[Emily Ryan] Developing Energy Technologies for the Future: Micron to Device Scale
Developing Energy Technologies for the Future: Micron to Device Scale
Emily Ryan
Junior Faculty Fellow, Hariri Institute for Computing
Assistant Professor, Department of Mechanical Engineering/Division of
Materials Science and Engineering
Boston University
Abstract: With increasing concerns over global warming and decreasing recoverable fossil fuel reserves, development of advanced energy technologies is critical to a sustainable future. Efficient energy conversion and storage technologies, such as fuel cells and high energy density batteries, are needed along with technologies to control and remediate pollution from existing technologies, such as coal burning power plants. Computational modeling can be a powerful tool for the design of new technologies and understanding the operation and performance of existing technologies. A major computational challenge for energy technologies is the complex multi-physics occurring over multiple length and time scales. Resolving the overall operation and performance of a device from the micron through meter scales in one model is computationally intractable.
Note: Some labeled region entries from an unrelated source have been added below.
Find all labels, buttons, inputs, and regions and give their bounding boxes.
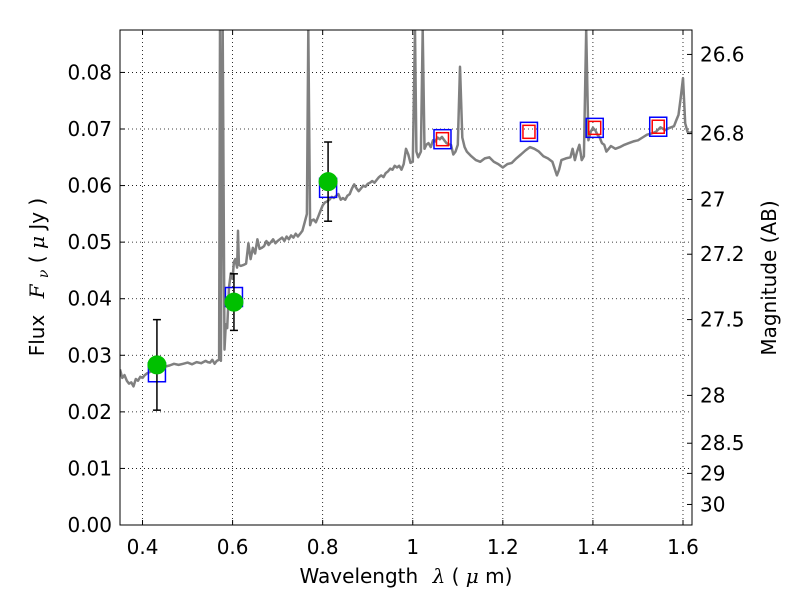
x-axis-title-symbol: λ: [432, 564, 446, 588]
x-tick-label: 1.6: [667, 535, 699, 559]
x-axis-title-unit-mu: μ: [466, 564, 479, 588]
y-axis-title-prefix: Flux: [25, 315, 49, 357]
y2-tick-label: 30: [700, 492, 725, 516]
x-axis-title-unit-close: m): [485, 564, 512, 588]
x-tick-label: 1.2: [487, 535, 519, 559]
y2-tick-label: 28.5: [700, 431, 745, 455]
y-axis-title-symbol: F: [25, 283, 49, 299]
y2-tick-label: 26.8: [700, 122, 745, 146]
x-axis-title: Wavelength λ ( μ m): [300, 564, 513, 588]
y-axis-title-sub: ν: [36, 269, 52, 278]
synthetic-blue-marker: [519, 121, 539, 143]
synthetic-blue-marker: [648, 116, 668, 137]
y2-tick-label: 27.5: [700, 308, 745, 332]
y-axis-title-unit-mu: μ: [25, 236, 49, 249]
y-axis-title: Flux F ν ( μ Jy ): [25, 198, 53, 357]
y-tick-label: 0.03: [67, 343, 112, 367]
synthetic-blue-marker: [585, 117, 604, 139]
y2-axis-title: Magnitude (AB): [757, 200, 781, 355]
measurement-point: [224, 292, 244, 312]
ticks: 0.4 0.6 0.8 1 1.2 1.4 1.6 0.00 0.01 0.02 0.03 0.04 0…: [67, 30, 745, 559]
measurement-point: [318, 172, 338, 192]
y-tick-label: 0.00: [67, 513, 112, 537]
y-tick-label: 0.08: [67, 60, 112, 84]
y2-tick-label: 28: [700, 383, 725, 407]
x-tick-label: 0.6: [217, 535, 249, 559]
y-tick-label: 0.04: [67, 287, 112, 311]
y2-tick-label: 29: [700, 461, 725, 485]
y-tick-label: 0.05: [67, 230, 112, 254]
y-tick-label: 0.07: [67, 117, 112, 141]
y-tick-label: 0.06: [67, 174, 112, 198]
x-tick-label: 0.4: [127, 535, 159, 559]
synthetic-blue-marker: [433, 128, 452, 150]
y2-tick-label: 27.2: [700, 242, 745, 266]
x-tick-label: 1: [406, 535, 419, 559]
synthetic-red-marker: [651, 119, 665, 134]
y2-tick-label: 27: [700, 187, 725, 211]
y-axis-title-unit-close: Jy ): [25, 198, 49, 232]
y2-tick-label: 26.6: [700, 42, 745, 66]
y-axis-title-unit-open: (: [25, 249, 49, 263]
measurement-point: [147, 355, 167, 375]
synthetic-red-marker: [522, 124, 536, 140]
y-tick-label: 0.02: [67, 400, 112, 424]
synthetic-red-marker: [587, 120, 602, 136]
x-axis-title-prefix: Wavelength: [300, 564, 419, 588]
plot-background: [120, 30, 692, 525]
synthetic-red-marker: [435, 131, 450, 147]
plot-frame: [119, 29, 693, 526]
x-tick-label: 0.8: [307, 535, 339, 559]
spectrum-line: [120, 30, 692, 388]
series: [120, 30, 692, 411]
y-tick-label: 0.01: [67, 456, 112, 480]
x-axis-title-unit-open: (: [452, 564, 460, 588]
x-tick-label: 1.4: [577, 535, 609, 559]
Instead multiple computational models and methods are needed and frameworks for coupling these models together need to be developed. In this talk I will discuss the development of computational models at various scales and the coupling and upscaling of computational models to simulate overall device scale performance of energy technologies. As part of the discussion the issues of verification, validation and uncertainty quantification will be addressed along with their impact on model development and use.
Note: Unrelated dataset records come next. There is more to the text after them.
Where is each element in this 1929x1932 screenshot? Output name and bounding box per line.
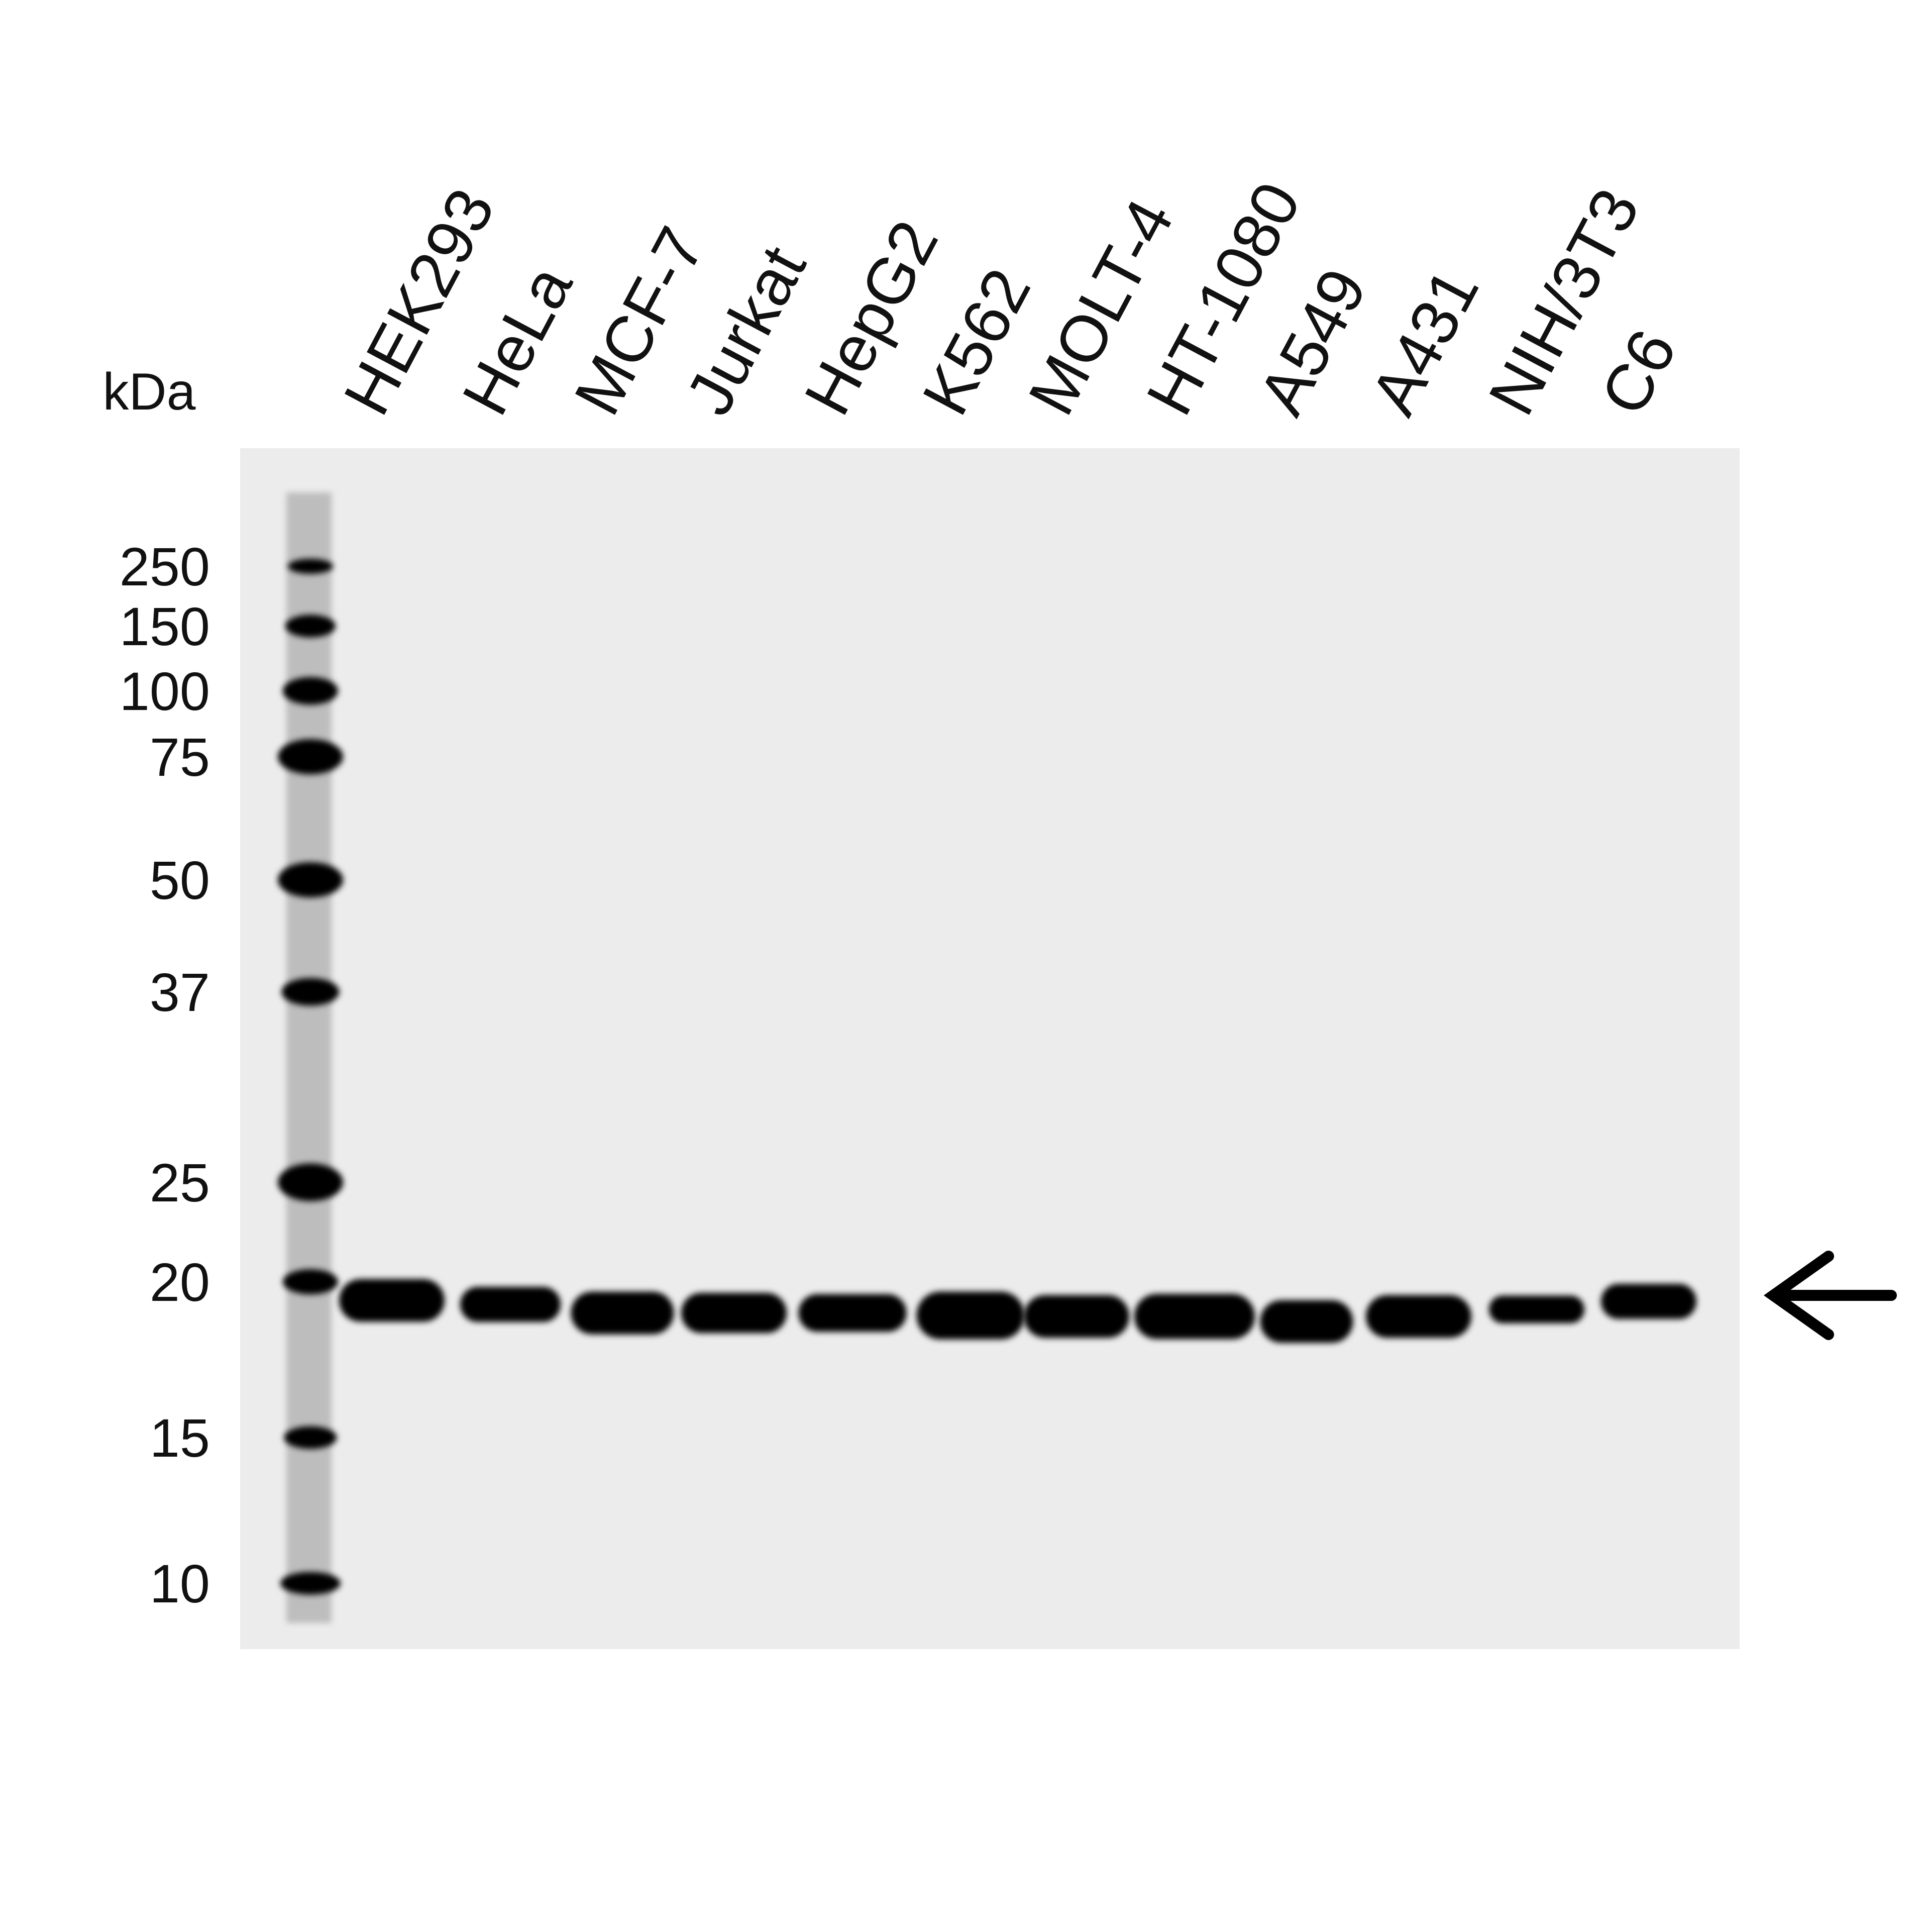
ladder-band xyxy=(280,1572,341,1595)
marker-label: 15 xyxy=(150,1407,210,1468)
marker-label: 37 xyxy=(150,962,210,1023)
arrow xyxy=(1763,1251,1897,1340)
ladder-band xyxy=(278,862,343,897)
band xyxy=(460,1287,561,1322)
band xyxy=(1024,1295,1129,1338)
marker-label: 150 xyxy=(120,596,210,657)
ladder-band xyxy=(283,1269,338,1294)
bands xyxy=(339,1279,1696,1343)
marker-label: 100 xyxy=(120,661,210,722)
ladder-band xyxy=(278,1163,343,1201)
ladder-band xyxy=(278,739,343,774)
band xyxy=(1134,1294,1255,1339)
band xyxy=(339,1279,445,1322)
marker-label: 20 xyxy=(150,1252,210,1312)
marker-label: 50 xyxy=(150,850,210,910)
ladder-band xyxy=(281,978,340,1006)
ladder-band xyxy=(288,559,333,574)
band xyxy=(1489,1295,1584,1324)
band xyxy=(681,1293,787,1333)
marker-label: 250 xyxy=(120,536,210,597)
band xyxy=(1366,1295,1471,1338)
marker-label: 10 xyxy=(150,1553,210,1614)
ladder-band xyxy=(284,1426,337,1449)
lane-labels: HEK293HeLaMCF-7JurkatHepG2K562MOLT-4HT-1… xyxy=(330,170,1690,426)
ladder-band xyxy=(285,615,336,638)
marker-label: 25 xyxy=(150,1152,210,1213)
membrane xyxy=(240,448,1740,1649)
lane-label: C6 xyxy=(1586,318,1690,426)
band xyxy=(798,1294,907,1332)
arrow-head xyxy=(1763,1251,1834,1340)
ladder xyxy=(278,492,343,1623)
band xyxy=(916,1291,1025,1340)
ladder-band xyxy=(283,677,338,705)
ladder-smear xyxy=(286,492,332,1623)
unit-label: kDa xyxy=(103,363,196,421)
band xyxy=(1260,1300,1353,1343)
band xyxy=(1601,1284,1696,1319)
marker-label: 75 xyxy=(150,727,210,787)
lane-label: A431 xyxy=(1356,257,1492,427)
band xyxy=(571,1291,674,1335)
Bio: Professor Emily Ryan is an Assistant Professor in the Department of Mechanical Engineering and the Division of Materials Science and Engineering at Boston University. She received her Ph.D. in mechanical engineering from Carnegie Mellon University in 2009, where her dissertation research focused on numerical modeling of chromium poisoning in the cathode of a solid oxide fuel cell. After graduating from Carnegie Mellon she worked as a post-doctoral research associate and staff computational scientist in the Computational Mathematics and Engineering group at Pacific Northwest National Laboratory. Since joining Boston University in 2012, she founded the Computational Energy Laboratory, which focuses on the development of computational models of advanced energy systems, including fuel cells, carbon capture technologies, and advanced battery technologies. Funding for her research comes from the Department of Energy, Samsung Electric Corporation, and Boston University.